Esse incidente me fez voltar à razão. O desejo de auxiliar minha irmã me obrigou a me ajudar.

Liguei para Raj, meu melhor amigo, e ele veio com outro amigo. Contei tudo e, por insistência deles, visitei um Centro de Serviço Familiar, onde marquei o início da orientação. Depois de algumas sessões, o orientador me explicou que a depressão vinha da situação familiar extremamente negativa e agressiva. O importante era eu admitir meus problemas e continuar a terapia.

“A depressão não é uma escolha nem um mau humor do qual basta a gente se livrar.”

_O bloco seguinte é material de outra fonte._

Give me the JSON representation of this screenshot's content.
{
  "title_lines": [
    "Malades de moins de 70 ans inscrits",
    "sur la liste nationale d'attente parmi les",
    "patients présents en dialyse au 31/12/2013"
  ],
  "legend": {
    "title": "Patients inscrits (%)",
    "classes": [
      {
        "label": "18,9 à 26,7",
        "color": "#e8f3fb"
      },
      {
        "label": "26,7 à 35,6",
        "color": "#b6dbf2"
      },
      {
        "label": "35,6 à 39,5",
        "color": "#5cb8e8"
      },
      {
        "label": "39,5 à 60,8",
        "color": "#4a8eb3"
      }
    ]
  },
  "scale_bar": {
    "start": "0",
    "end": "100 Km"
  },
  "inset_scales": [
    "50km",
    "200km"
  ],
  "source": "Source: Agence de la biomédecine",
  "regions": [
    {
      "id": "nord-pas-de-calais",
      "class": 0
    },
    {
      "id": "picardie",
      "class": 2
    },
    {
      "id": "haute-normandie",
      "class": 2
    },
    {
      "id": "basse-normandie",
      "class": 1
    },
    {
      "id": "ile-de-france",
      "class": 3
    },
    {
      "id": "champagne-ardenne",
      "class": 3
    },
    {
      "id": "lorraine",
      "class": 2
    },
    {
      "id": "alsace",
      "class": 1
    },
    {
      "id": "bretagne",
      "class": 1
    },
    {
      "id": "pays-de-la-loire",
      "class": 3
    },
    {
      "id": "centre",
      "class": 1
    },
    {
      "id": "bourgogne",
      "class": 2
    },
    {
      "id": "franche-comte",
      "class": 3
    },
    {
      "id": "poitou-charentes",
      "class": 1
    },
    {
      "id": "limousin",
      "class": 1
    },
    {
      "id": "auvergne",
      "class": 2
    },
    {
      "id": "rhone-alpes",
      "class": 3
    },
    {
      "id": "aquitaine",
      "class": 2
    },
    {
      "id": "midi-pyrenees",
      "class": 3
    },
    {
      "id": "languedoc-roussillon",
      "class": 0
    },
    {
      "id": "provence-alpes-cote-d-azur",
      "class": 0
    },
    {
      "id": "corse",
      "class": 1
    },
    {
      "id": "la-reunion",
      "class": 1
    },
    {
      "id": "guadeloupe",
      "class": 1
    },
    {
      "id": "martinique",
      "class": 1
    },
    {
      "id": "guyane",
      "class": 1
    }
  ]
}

Também entrei para um grupo de apoio e passei a ler livros de autoajuda. O mais importante foi que decidi sair da depressão. Obriguei-me a passear e a fazer novos amigos. Também convenci Banu a fazer terapia, levei-a a se envolver com o trabalho comunitário e fiz com que me acompanhasse para sair com os meus amigos em vez de ficar trancada em casa. Hoje, dois anos depois, ela está muito melhor. Faz o curso pré-vestibular e tem um círculo de amigos que lhe dão apoio.

A depressão não é uma escolha nem um mau humor do qual basta a gente se livrar. É uma doença que tem as suas causas. Mas, por mais que os outros tentem auxiliar, só as vítimas conseguem se ajudar a melhorar. Não estou dizendo que conseguiria sobreviver à depressão sem ajuda, mas sim que, se não decidisse sair dela, não sairia.

Meus surtos de depressão não desapareceram, mas agora são menos frequentes e de menor intensidade. Hoje reconheço os primeiros sintomas e tomo providências para evitá-los, conversando com amigos ou escrevendo sobre os meus sentimentos num diário.

Também me tornei mais positiva. Estou gozando a vida e o trabalho como professora de inglês e ciências numa escola particular. Não tem sido fácil me abrir e dividir os meus sentimentos, mas com o tempo vem se tornando menos difícil. E o melhor é que consegui ajudar Banu. Eu me perdi, mas consegui me reencontrar.